As cryptocurrency enters the mainstream and demand for the digital assets increases, society is increasingly forced to reckon with its dark side: the fossil fuels used to mine Bitcoin and others like it. That issue is behind Elon Musk’s announcement that Tesla has dropped support for Bitcoin as a payment option.
Bitcoin is, by all accounts, here to stay. A single bitcoin is worth more than $53,000 USD right now and it is easier than ever for the average consumer to trade fiat currency for the digital money. Critics have expressed concerns for years now over the amount of energy needed to mind cryptocurrencies and the impact this could have on climate change efforts.
In a newly tweeted statement, Elon Musk said that while ‘cryptocurrency is a good idea on many levels and we believe it has a promising future,’ Tesla will stop accepting Bitcoin for vehicle purchases.

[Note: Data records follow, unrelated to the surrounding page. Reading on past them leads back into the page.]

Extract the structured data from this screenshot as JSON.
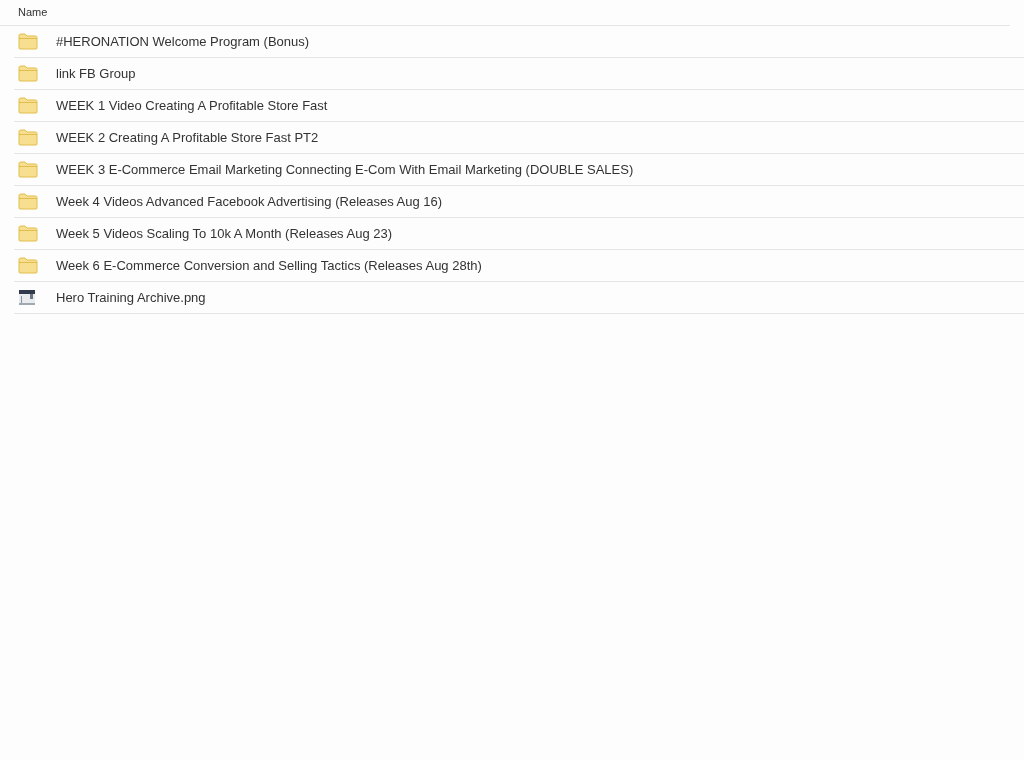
{
  "table": {
    "columns": [
      "Name"
    ],
    "rows": [
      {
        "kind": "folder",
        "name": "#HERONATION Welcome Program (Bonus)"
      },
      {
        "kind": "folder",
        "name": "link FB Group"
      },
      {
        "kind": "folder",
        "name": "WEEK 1 Video Creating A Profitable Store Fast"
      },
      {
        "kind": "folder",
        "name": "WEEK 2 Creating A Profitable Store Fast PT2"
      },
      {
        "kind": "folder",
        "name": "WEEK 3 E-Commerce Email Marketing Connecting E-Com With Email Marketing (DOUBLE SALES)"
      },
      {
        "kind": "folder",
        "name": "Week 4 Videos Advanced Facebook Advertising (Releases Aug 16)"
      },
      {
        "kind": "folder",
        "name": "Week 5 Videos Scaling To 10k A Month (Releases Aug 23)"
      },
      {
        "kind": "folder",
        "name": "Week 6 E-Commerce Conversion and Selling Tactics (Releases Aug 28th)"
      },
      {
        "kind": "image",
        "name": "Hero Training Archive.png"
      }
    ]
  }
}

This is due to the ‘rapidly increasing use of fossil fuels for Bitcoin mining and transactions, especially coal, which has the worst emissions of any fuel.’
The zero-emissions electric car company announced that it would accept bitcoin payments for vehicle purchases in late March. That announcement followed the automaker’s massive purchase of $1.5 billion bitcoin in February. In his new statement, Musk revealed that Tesla won’t sell any of its Bitcoin, but that it will use it for transactions ‘as soon as mining transitions to more sustainable energy.’
In what may throw crypto-investors into a frenzy, Musk also teased that Tesla is looking into other cryptocurrencies, specifically ones that use less than 1-percent of the energy required for Bitcoin. Tesla’s announcement follows a recent report from The Grist detailing the purchase of a former coal-to-natural-gas power plant that was fired back up to operate as a bitcoin mining operation.